The high-tech mouthguard sensors, which are currently used by players at 10 NFL clubs, are designed to collect kinematic data, including impact speed, direction, force, location, and severity. Insights gleaned from the data collected will help inform the NFL’s approach to injury reduction and decrease head impacts overall. The NFL’s application of data through better prediction of injury, rules changes, and the continued advancement of better-performing equipment, like position-specific helmets, has helped improve the safety of the game.
Players at all four universities are using the mouthguard sensors this season. Data collected is anonymized and analyzed by the NFL-NFLPA’s independent engineering experts at BioCore, led by Jeff Crandall, PhD, and in collaboration with NFLPA-affiliated consultants such as Kristy Arbogast, PhD, the director of engineering for the Center for Injury Research and Prevention at The Children’s Hospital of Philadelphia. The program is overseen by NFL’s Jennifer Langton, senior vice president of health and safety innovation. Each university will be provided with a statistical analysis specific to their team to help inform their own efforts to advance player health and safety.

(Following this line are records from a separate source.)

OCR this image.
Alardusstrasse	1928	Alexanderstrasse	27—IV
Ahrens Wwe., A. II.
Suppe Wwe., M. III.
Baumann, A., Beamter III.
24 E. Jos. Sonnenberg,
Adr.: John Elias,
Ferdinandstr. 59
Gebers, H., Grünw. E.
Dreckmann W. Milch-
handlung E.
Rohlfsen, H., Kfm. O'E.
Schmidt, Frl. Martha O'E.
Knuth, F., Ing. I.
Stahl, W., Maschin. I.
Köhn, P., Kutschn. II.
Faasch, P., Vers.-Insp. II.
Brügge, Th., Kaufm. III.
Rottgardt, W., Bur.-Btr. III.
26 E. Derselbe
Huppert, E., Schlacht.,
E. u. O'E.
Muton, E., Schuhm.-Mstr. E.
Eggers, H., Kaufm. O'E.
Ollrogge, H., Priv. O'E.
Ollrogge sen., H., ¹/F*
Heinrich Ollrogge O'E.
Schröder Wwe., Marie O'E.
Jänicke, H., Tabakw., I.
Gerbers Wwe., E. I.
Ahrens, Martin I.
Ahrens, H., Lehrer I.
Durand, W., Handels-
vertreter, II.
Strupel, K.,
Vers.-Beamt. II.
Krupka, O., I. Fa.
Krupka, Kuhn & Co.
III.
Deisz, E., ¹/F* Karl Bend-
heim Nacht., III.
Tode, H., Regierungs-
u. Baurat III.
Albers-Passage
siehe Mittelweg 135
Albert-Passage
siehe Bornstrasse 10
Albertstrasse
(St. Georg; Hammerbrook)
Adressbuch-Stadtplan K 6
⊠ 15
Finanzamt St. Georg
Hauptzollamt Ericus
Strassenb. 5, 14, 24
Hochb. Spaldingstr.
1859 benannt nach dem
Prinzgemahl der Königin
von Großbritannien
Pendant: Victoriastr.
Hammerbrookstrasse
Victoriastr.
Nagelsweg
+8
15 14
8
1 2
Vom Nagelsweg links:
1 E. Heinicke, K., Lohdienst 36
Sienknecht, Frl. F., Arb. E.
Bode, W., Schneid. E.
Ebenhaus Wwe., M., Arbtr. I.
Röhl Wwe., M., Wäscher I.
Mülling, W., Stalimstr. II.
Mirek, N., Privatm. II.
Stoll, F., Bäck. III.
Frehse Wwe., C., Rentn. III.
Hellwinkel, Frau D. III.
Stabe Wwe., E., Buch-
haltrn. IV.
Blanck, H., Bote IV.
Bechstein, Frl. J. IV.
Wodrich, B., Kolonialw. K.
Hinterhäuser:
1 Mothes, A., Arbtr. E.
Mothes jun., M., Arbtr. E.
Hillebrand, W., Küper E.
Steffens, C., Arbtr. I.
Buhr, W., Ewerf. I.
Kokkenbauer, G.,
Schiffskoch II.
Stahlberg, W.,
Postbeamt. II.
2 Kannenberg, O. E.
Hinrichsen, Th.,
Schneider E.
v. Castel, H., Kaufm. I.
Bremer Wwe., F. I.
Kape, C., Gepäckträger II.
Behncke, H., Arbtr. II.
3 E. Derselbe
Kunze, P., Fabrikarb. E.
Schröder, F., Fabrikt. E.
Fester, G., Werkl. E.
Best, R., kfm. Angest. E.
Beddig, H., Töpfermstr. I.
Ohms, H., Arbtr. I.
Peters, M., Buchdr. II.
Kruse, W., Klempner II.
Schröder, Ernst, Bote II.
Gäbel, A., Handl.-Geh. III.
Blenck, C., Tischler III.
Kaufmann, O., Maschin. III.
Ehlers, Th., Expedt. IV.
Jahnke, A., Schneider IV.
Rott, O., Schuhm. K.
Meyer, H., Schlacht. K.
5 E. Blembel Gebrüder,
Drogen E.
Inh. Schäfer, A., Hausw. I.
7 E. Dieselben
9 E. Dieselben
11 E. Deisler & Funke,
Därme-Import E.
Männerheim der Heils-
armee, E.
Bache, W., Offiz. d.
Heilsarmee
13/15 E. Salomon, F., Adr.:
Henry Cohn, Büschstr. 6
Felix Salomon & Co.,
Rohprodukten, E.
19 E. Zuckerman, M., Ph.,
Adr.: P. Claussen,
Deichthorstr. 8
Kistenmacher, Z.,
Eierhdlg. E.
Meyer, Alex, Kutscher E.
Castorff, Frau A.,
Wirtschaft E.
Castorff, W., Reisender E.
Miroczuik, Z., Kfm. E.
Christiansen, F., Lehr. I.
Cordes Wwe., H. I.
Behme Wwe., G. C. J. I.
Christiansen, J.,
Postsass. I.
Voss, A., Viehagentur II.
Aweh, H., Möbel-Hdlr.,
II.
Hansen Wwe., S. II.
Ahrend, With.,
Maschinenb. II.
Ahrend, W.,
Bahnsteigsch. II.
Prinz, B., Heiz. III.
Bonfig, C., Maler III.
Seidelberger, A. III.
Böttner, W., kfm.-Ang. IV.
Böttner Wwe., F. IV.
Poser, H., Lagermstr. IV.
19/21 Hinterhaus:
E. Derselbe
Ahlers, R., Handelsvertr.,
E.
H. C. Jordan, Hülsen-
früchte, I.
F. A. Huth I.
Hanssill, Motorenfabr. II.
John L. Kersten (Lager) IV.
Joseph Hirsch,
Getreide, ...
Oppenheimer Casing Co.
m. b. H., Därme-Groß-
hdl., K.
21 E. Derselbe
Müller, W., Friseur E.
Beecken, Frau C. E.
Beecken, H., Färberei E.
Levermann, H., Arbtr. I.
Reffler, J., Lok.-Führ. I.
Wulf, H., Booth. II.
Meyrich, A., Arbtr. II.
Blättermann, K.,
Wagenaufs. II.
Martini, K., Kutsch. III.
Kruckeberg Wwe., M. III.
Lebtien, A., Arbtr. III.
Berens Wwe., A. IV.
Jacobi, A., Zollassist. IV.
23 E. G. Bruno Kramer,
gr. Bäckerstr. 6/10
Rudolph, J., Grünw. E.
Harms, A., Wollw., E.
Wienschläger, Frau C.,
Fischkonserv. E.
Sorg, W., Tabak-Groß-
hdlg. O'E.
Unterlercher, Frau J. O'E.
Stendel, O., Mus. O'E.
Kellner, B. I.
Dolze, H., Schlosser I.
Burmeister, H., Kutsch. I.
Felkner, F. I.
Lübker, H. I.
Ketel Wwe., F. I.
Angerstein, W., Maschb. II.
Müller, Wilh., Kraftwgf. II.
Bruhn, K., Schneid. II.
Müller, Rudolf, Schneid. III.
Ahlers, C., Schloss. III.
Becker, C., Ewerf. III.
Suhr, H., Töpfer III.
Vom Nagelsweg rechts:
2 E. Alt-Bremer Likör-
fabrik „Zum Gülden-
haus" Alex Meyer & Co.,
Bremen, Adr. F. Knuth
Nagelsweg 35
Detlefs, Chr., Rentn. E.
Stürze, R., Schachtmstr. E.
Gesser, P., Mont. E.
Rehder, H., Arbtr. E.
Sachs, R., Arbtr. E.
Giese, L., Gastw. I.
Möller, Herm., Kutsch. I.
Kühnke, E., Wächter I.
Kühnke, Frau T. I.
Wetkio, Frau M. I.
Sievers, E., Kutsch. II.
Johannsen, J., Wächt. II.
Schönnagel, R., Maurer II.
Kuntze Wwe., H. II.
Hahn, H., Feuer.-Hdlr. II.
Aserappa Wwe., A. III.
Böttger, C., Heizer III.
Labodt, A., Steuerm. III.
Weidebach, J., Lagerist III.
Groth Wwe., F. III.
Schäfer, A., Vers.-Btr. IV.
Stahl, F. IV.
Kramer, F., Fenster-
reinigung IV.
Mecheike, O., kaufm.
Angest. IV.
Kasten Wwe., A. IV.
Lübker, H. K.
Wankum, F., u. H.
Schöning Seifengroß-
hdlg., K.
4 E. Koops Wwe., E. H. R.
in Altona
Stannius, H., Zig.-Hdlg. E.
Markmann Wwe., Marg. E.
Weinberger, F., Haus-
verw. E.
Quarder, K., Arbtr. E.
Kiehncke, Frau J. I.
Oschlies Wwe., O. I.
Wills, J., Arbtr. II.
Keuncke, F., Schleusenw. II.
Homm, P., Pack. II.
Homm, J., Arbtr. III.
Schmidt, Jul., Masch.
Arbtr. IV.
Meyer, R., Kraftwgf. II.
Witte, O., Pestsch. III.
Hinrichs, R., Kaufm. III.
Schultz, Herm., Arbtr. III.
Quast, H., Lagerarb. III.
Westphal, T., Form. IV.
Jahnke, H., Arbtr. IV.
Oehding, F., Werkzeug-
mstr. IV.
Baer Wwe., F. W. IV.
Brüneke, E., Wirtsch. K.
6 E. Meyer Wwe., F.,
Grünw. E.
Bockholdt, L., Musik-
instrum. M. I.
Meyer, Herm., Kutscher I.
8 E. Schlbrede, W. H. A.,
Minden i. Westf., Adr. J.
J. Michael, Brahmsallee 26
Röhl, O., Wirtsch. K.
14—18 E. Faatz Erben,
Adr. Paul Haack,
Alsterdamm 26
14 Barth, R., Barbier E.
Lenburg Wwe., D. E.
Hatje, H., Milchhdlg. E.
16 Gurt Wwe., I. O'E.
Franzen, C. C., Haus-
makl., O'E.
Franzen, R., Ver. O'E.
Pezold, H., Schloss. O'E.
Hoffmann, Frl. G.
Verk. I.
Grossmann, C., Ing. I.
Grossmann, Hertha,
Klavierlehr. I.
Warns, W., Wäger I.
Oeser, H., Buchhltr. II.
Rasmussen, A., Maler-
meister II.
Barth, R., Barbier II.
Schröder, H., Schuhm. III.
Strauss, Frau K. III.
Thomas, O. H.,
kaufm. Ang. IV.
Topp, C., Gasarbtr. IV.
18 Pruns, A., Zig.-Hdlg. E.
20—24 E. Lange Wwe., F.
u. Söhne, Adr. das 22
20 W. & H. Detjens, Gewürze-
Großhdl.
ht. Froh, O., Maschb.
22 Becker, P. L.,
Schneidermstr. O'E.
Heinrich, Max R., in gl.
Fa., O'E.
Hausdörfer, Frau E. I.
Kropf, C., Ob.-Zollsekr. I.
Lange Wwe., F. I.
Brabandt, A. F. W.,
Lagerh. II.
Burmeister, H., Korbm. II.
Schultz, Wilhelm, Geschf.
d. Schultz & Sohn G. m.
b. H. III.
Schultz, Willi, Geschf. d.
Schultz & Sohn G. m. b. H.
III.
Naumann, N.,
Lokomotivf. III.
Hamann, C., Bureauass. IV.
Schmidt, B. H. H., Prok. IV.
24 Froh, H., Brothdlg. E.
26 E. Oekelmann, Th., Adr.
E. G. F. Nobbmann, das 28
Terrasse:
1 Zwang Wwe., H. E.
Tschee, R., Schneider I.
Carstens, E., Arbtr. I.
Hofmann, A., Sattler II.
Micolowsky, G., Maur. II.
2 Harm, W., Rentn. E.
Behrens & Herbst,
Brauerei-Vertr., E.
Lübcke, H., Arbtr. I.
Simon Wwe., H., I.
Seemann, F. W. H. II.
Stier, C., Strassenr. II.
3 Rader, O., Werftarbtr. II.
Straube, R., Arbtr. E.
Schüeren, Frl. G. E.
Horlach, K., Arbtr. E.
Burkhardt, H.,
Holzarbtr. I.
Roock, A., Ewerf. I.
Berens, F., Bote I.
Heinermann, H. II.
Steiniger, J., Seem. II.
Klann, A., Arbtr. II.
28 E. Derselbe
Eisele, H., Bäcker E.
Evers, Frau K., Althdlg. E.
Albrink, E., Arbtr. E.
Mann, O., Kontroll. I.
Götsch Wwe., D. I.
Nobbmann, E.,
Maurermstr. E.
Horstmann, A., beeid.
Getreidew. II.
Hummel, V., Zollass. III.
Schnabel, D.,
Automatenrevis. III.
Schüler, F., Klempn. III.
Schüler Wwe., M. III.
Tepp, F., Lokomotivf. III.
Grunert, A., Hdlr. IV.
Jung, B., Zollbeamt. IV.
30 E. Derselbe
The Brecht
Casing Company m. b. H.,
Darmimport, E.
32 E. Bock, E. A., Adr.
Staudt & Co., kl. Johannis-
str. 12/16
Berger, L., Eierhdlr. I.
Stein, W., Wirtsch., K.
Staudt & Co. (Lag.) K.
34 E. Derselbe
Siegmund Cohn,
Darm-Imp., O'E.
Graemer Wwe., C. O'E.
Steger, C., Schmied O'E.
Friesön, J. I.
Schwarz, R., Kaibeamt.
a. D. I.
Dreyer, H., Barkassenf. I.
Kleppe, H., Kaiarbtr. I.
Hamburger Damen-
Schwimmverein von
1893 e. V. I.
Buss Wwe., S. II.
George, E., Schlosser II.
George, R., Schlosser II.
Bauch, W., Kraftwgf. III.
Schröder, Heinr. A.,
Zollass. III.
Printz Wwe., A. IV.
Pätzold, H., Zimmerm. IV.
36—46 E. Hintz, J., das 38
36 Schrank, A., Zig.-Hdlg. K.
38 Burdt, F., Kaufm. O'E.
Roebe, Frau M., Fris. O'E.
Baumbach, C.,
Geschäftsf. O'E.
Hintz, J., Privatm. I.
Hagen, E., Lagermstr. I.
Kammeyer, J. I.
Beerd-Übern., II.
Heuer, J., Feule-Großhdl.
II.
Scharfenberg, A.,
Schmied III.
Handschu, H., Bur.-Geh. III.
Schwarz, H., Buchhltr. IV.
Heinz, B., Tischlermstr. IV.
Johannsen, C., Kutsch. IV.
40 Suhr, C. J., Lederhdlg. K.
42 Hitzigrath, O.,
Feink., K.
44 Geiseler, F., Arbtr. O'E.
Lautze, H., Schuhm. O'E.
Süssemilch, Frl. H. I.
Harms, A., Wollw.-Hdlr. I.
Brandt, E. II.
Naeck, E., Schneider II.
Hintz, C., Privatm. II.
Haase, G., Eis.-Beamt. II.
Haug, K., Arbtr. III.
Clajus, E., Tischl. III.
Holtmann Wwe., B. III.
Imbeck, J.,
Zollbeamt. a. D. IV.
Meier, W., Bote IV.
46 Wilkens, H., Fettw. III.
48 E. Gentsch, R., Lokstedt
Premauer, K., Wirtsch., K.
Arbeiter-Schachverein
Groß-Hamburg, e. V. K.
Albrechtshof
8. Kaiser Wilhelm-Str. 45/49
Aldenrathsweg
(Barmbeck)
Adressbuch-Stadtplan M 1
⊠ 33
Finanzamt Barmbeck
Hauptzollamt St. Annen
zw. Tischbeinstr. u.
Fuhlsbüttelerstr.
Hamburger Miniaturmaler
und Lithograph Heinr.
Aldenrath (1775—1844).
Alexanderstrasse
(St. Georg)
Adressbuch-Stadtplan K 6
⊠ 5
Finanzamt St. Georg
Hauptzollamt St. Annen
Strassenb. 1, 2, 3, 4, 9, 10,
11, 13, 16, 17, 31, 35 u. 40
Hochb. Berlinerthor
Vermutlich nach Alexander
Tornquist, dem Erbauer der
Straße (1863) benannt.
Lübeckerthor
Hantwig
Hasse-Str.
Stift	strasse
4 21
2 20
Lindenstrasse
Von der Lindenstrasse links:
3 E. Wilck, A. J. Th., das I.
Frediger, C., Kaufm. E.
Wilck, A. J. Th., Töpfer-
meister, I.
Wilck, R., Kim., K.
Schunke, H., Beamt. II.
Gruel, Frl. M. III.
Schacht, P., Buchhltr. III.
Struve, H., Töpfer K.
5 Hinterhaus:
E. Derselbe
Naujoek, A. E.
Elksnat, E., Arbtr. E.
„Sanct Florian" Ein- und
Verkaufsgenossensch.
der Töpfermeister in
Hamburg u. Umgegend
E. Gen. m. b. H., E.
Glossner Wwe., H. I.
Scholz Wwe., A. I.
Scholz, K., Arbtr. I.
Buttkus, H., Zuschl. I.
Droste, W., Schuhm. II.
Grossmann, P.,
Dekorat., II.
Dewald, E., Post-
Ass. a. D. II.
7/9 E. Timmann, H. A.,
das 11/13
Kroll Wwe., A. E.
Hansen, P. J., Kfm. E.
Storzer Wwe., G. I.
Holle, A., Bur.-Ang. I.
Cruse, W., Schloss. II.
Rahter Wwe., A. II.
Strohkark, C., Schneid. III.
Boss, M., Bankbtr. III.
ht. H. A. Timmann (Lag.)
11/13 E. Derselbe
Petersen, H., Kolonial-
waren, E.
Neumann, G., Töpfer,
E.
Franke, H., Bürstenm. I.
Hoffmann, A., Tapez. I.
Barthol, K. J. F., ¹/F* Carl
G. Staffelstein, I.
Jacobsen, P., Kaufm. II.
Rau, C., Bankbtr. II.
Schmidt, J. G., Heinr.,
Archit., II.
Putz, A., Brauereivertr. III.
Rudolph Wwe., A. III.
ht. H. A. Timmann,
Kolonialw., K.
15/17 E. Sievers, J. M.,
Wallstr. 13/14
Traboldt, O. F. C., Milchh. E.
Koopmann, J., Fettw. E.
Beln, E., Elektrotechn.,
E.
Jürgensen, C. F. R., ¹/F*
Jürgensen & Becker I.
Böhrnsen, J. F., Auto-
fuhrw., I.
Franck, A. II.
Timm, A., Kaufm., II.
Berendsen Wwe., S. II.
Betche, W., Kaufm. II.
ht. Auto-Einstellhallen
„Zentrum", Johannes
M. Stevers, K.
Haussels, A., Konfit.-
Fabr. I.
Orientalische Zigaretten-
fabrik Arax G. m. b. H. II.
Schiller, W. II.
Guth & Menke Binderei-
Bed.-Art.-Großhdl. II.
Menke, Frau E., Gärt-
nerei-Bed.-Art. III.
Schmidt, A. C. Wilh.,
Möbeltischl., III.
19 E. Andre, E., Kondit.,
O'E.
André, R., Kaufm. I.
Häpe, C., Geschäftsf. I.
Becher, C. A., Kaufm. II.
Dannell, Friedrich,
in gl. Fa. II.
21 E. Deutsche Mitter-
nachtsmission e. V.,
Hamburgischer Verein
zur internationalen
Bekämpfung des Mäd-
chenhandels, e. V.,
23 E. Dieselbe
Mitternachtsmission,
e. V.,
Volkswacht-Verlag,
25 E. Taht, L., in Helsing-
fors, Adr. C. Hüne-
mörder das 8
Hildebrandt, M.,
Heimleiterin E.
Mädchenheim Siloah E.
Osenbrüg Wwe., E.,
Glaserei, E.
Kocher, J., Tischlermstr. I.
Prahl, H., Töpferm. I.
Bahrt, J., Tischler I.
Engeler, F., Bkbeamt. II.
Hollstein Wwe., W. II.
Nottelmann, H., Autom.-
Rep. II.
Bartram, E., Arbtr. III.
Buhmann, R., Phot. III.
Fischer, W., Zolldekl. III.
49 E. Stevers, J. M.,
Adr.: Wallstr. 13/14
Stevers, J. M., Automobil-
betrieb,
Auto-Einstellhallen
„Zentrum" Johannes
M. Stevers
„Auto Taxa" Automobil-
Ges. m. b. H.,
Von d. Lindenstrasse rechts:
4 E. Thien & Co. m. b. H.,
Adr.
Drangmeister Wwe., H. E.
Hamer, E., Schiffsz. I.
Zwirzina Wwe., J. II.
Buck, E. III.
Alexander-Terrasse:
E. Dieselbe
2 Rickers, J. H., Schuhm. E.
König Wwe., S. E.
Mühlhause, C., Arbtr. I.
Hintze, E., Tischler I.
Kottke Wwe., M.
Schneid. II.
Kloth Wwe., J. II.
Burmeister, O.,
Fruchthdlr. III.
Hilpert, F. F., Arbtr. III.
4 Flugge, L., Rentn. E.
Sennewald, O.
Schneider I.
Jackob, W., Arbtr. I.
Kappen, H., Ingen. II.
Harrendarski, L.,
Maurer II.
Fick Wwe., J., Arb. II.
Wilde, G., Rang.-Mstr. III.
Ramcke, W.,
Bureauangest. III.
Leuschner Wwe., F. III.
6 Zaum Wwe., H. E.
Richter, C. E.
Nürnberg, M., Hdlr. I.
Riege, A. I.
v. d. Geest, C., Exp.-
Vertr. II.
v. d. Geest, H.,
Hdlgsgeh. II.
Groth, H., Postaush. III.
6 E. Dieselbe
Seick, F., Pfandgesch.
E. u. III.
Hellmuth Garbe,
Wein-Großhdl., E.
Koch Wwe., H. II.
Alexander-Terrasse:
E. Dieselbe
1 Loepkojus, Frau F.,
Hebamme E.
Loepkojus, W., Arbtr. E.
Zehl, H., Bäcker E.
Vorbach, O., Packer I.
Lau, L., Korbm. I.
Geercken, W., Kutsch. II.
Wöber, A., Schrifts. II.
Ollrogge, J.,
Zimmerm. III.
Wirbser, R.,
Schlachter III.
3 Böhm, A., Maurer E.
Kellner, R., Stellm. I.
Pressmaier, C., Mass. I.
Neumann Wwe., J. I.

“Sophisticated and specific data collection is central to our work to find better ways to research, diagnose, understand and better prevent injuries,” says Allen Sills, MD, FACS, NFL chief medical officer. “We are excited to establish this partnership with not only nationally recognized collegiate football programs who have a direct pipeline to the NFL, but also with esteemed research universities to expand the universe of inputs from which we can analyze, draw conclusions, and develop recommendations for how to make the game safer.”